İlaveten zirvede, Kopenhag siyasi
kriterlerini yerine getirmiş olan ve ekonomik
kriterlere uyum için gerekli tedbirleri almaya hazır
oldukları görülmüş olan ve 13-Aralık-1997'den
beri aday olan Bulgaristan, Malta, Litvanya, Romanya
ve Slovakya ile Şubat 2000'de tam üyelik
müzakerelerinin başlatılması kararlaştırıldı.
Zaten Aralık 1997'de AB adaylığına kabul edilen
Macaristan, Polonya, Çek Cumhuriyeti, Estonya ve
Güney Kıbrıs ile AB ye katılım müzakereleri ise
31-Mart-1998'de resmen başlamıştı.
Ayrıca Helsinki Zirve Metninde 13 aday ülkenin
tam üyelik müzakeresinde eşit kriterler
uygulanacağı, aday ülkeler arasında sınır
sorunlarının Birleşmiş Milletler (BM) kurallarına
göre barışçı yollardan çözmelerine gayret
göstermeleri, bu sorunlar 2004 yılına kadar
çözülmediği takdirde tarafların bu sorunların çözümü
için Lahey Adalet Divanına (LAD) götürmeleri tavsiye
edilmiştir.
Zirve metnine göre, hiçbir aday ülke diğer bir adayın AB'ye tam
üyeliğini engelleyemeyeceği gibi, bütün adaylar
tam üyelik için Kopenhag Kriterlerine uymak
zorundadır. Kıbrıs sorunu ise 2004 yılına
kadar bir çözüme ulaşmadığı takdirde, AB konseyi
Ada'nın tam üyeliği "ilgili tüm faktörleri
dikkate alarak" 2005 yılında karara
bağlayacaktır.
Kopenhag Kriterleri
Bu kriterler 3 ana başlık altında toplanmıştır. Bunlar;
- "Demokrasi,hukuk düzeni, insan haklarına saygı ve
azınlıkların korunmasını garanti altına alan
kurumların istikrarını sağlamak,
- Birlik içindeki rekabet baskısına ve pazar güçlerine uyum
sağlayabilecek işleyen bir pazar ekonomisinin
bulunması".
- Siyasi, ekonomik ve parasal birliğe katılım gibi üyeliğin
gerektirdiği zorunlulukları yerine getirebilme
kabiliyetine sahip olmaktır".
Bu kriterlere göre her aday ülke iç politikadan adalete,
çevreden rekabet kurallarına, tarımdan çalışma
hayatına, kısaca 1958'den beri oluşan tüm siyasi,
ekonomik ve sosyal alanlarda 100 bin sayfa
dolayındaki 31 konudaki AB müktesebatına
(mevzuatına) uyum sağlamak zorundadır. Bu uyumun
bir kısmı adaylık döneminde, diğer kısmı da tam
üyeliğe kabul edildikten sonra tamamlanmaya
çalışılacaktır. Ancak, siyasi kriterler yerine
getirilmeden AB'ye üyelik müzakerelerinin başlaması
bile mümkün değildir. Tabii, siyasi kriterlerin
bazıları her aday ülke için farklılıklar arz
etmektedir. Türkiye' de insan hakları ve Kürt
meselesi, Romanya' da Çingenelerin durumu gibi.

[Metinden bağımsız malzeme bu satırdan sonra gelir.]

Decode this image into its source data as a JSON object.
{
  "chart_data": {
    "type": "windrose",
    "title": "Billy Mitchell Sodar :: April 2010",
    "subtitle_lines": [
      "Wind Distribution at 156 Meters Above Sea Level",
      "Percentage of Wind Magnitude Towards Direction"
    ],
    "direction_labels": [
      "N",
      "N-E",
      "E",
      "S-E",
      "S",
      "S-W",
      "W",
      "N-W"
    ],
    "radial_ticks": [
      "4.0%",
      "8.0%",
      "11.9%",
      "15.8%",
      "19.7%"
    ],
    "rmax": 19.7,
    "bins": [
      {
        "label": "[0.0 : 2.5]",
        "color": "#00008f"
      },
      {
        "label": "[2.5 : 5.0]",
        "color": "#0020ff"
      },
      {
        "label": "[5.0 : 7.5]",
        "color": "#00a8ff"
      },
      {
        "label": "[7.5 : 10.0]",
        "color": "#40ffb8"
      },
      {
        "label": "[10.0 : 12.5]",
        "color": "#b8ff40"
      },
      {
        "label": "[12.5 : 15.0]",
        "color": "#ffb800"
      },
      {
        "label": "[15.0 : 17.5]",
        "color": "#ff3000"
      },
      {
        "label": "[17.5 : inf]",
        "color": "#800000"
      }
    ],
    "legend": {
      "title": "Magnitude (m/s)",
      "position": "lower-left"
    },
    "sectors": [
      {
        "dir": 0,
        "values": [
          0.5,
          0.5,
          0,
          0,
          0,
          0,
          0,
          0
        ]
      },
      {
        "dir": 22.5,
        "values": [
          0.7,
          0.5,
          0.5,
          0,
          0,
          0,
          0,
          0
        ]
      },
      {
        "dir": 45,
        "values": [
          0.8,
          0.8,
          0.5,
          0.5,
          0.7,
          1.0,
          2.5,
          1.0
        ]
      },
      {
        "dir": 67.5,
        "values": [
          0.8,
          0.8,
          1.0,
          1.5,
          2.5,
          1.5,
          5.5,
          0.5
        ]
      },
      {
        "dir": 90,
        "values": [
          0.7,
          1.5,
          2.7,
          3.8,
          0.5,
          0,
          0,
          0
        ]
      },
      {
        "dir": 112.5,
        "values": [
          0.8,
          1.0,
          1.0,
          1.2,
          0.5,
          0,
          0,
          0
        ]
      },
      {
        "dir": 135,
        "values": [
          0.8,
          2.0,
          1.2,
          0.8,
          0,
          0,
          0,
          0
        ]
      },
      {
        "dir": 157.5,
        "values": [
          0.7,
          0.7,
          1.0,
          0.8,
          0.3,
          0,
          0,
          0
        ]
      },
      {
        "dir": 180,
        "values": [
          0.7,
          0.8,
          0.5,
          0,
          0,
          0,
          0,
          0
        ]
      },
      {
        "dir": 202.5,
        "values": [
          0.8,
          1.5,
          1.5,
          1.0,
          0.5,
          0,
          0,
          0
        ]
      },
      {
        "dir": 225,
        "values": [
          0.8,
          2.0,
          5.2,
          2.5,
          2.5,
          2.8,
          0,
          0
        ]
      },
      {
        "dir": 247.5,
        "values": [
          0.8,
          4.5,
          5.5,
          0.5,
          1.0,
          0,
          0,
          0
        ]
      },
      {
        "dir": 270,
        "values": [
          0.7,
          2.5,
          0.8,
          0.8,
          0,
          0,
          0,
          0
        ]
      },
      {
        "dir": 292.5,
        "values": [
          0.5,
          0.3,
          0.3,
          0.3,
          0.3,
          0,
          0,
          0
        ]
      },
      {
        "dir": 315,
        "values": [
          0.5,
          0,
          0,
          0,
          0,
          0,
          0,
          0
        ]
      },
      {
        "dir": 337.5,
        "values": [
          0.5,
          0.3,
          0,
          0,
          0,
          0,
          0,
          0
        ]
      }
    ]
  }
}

AB Komisyonu'nun 13 Ekim 1999'da yayınladığı Türkiye Raporunda
ve yine Ekim 1999'da yayınlanması aday ülkelerin
katılım yönünde kaydettiği ilerlemeye ilişkin
Karma Belge'de AB'ye Tam Üyelik için aday
ülkelerin uymak zorunda olduğu özel ve genel
iktisadi ve siyasi kriterler yer almıştır. Biz
burada daha çok Türkiye ile ilgili kriterler
üzerinde duracağız.
Siyasi Kriterler
AB Komisyonu'nun Ekim 1999 Düzenli Raporu Türkiye'de bir
demokratik sistemin temel özellikleri mevcut
olmakla beraber, ülkenin Kopenhag siyasi
kriterlerini hala karşılamadığı teyit etmektedir.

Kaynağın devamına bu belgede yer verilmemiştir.